Global Compliance Desk – Canada
Canada: New Paid Medical Leave Entitlement to Federally Regulated Employees
Effective December 1, 2022, federally regulated employees shall be entitled to paid medical leave as a result of amendments to the Canada Labour Code (“Code”). The new paid medical leave entitlement was included in Bill C-3- An Act to amend the Criminal Code and the Canada Labour Code, which was introduced in the House of Commons on November 26, 2021, and received Royal Assent on December 17, 2021. Soon after, Federal Bill C-19, Budget Implementation Act, 2022, No. 1, received Royal Assent on June 23, 2022, which included further amendments to the forthcoming paid medical leave provisions of the Canada Labour Code. These amendments have not been proclaimed into force. However, the new leave will come into force on December 1, 2022.
As a result of the combined effect of Bill C-3 and Bill C-19, federally regulated employers will be required to provide employees with paid medical leave.
Existing Medical Leave Entitlement
Previously section 206.6(1)(a) of the Code provided for 5 days of unpaid personal leave in every calendar year for personal illness or injury. If the employee has completed 3 consecutive months of continuous employment with the employer, the employee’s entitlement to unpaid personal leave shall be paid for the first 3 days. This unpaid personal leave for personal injury or illness will be repealed on a day to be fixed by order of the Governor in Council, but no later than December 1, 2022.
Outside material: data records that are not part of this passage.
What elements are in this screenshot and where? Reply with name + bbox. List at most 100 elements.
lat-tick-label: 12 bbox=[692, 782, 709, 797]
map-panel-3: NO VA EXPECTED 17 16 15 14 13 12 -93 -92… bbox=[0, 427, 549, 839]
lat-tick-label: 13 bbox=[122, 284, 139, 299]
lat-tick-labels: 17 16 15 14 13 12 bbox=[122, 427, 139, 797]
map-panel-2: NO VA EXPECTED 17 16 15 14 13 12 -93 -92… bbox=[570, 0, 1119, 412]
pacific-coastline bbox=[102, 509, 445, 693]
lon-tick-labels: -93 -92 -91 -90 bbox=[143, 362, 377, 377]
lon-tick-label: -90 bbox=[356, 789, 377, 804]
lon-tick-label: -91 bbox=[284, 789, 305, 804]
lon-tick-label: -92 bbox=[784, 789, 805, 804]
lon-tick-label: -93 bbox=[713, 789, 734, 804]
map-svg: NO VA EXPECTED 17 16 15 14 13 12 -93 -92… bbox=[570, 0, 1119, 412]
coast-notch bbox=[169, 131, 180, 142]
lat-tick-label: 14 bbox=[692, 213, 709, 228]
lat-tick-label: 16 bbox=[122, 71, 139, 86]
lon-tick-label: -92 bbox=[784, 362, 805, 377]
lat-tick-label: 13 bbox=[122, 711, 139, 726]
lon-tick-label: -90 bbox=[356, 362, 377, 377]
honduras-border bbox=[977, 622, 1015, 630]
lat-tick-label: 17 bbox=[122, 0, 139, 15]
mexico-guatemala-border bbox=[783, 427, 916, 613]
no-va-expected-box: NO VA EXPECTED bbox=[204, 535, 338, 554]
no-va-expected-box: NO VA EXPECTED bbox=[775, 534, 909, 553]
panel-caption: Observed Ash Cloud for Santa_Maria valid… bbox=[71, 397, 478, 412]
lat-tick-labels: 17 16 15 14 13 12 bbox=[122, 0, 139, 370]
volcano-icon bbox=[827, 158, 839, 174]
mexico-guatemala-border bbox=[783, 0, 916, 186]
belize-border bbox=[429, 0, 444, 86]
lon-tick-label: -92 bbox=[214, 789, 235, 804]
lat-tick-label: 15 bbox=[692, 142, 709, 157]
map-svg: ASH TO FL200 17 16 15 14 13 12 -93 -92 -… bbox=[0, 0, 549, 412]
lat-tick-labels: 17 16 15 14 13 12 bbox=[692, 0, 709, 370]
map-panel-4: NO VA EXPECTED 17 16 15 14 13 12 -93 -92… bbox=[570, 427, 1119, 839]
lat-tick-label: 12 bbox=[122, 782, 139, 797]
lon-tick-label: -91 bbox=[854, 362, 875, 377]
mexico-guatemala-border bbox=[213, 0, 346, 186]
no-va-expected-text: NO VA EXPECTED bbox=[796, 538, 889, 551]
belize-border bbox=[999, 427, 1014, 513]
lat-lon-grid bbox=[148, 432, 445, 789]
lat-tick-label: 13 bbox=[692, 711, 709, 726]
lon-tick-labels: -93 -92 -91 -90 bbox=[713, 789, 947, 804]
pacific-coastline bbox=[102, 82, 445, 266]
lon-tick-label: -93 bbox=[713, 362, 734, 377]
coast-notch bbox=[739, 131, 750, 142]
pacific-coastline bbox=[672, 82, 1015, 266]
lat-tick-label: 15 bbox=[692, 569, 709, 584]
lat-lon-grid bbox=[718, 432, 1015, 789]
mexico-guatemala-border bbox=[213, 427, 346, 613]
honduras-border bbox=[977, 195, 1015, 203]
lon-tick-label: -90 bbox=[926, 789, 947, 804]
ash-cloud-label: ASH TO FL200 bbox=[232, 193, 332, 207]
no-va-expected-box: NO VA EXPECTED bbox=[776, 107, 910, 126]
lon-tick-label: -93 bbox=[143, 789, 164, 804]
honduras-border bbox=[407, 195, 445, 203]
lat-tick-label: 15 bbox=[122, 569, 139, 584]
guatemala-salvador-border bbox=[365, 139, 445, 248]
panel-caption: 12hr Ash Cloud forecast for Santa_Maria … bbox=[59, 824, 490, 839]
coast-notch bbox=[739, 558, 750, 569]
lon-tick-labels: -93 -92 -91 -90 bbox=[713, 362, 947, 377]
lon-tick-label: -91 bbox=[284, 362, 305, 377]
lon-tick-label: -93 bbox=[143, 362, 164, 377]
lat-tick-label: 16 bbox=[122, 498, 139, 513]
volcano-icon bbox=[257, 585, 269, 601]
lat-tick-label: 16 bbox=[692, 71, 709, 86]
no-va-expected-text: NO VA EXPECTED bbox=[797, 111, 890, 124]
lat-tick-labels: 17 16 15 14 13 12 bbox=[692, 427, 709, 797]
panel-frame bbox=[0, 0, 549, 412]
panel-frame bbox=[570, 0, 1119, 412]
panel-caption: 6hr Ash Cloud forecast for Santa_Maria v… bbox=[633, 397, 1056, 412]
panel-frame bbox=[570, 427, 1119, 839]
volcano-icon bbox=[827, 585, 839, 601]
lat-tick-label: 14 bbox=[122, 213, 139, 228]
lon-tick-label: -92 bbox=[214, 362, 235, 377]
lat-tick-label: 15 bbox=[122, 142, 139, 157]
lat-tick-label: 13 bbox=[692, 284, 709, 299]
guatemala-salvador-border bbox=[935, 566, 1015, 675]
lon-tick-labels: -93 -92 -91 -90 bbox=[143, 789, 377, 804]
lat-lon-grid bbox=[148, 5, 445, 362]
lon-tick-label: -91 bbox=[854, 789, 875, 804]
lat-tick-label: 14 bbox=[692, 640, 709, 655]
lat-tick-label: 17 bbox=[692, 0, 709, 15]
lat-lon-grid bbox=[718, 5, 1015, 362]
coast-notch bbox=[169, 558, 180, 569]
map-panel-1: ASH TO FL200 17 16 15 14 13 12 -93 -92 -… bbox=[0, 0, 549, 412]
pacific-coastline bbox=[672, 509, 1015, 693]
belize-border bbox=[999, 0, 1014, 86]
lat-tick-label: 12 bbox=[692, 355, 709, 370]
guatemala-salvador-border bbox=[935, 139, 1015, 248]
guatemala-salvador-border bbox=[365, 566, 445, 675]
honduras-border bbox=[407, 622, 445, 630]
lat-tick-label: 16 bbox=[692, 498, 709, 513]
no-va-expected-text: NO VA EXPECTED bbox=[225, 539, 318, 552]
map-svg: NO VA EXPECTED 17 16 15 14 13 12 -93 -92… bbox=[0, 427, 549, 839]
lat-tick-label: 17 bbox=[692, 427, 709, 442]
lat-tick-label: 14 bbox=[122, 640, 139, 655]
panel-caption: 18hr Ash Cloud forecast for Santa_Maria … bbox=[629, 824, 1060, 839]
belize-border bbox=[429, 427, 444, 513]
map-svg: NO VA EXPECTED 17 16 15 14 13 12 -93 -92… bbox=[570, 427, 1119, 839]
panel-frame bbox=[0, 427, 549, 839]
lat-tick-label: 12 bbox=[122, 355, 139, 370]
Employees will continue to be entitled to a leave of absence of up to 5 days in every calendar year for carrying out responsibilities related to the health or care of any of their family members, for the education of any of their family members who are under 18 years of age, addressing any urgent matter concerning themselves or their family members & attending their citizenship ceremony. The existing entitlement to personal leave to treat illness/injury will continue to apply to employers with less than 100 employees.
In addition to the above-mentioned personal leave, the entitlement to an unpaid medical leave of absence from employment for up to 17 weeks as a result of personal illness or injury, organ or tissue donation, or medical appointments during working hours, remains unchanged. The entitlement to a medical leave of absence from employment for up to 16 weeks as a result of quarantine also remains unchanged.
New Paid Medical Leave Entitlement
In accordance with the amendment, employees shall be entitled to 3 days of paid medical leave after 30 days of continuous employment. Thereafter, employees shall be entitled to accrue 1 day of paid medical leave per month, up to a maximum of 10 paid leave days per calendar year. Each paid day must be paid at the employee’s regular rate of wages for each day of medical leave. The paid leave may be taken in one or more periods, and the employer may require that each period of leave is a minimum of one day’s duration.
The new paid medical leave requirement will only apply initially to employers with 100 or more employees. However, this provision is to be repealed at some future date, such that the requirement will have broad application.
Carry Over – The accrued but unused paid leave days can be carried over to January 1 of the following year. But the maximum number of leave days that the employee can earn during the subsequent calendar year will be reduced in equal measure, such that in no year does the employee’s paid medical leave entitlement exceed 10 days.
An employer has the right to request in writing that an employee furnish a medical certificate for any period of paid or unpaid medical leave that lasts at least 5 consecutive days within 15 days of the employee’s return to work.
The Federal Government also has proposed Regulations Amending Certain Regulations Made Under the Canada Labour Code (Medical Leave with Pay) which among other requirements states that employers shall keep the following records related to each period of medical leave with pay:
- dates of commencement and termination of leave;
- the year of employment when leave was earned;
- the number of days of leave carried over from a previous year;
- copy of any written request for a medical certificate made by an employer; and
- copy of any medical certificate submitted by an employee.
Federally regulated employers with 100 or more employees need to be aware of the new paid medical leave provisions, which will come into force on or before December 1, 2022. Employers are encouraged to review their existing leave entitlements in order to see that it satisfies the upcoming new paid leave entitlement and take steps to ensure compliance once the new leave entitlements come into force.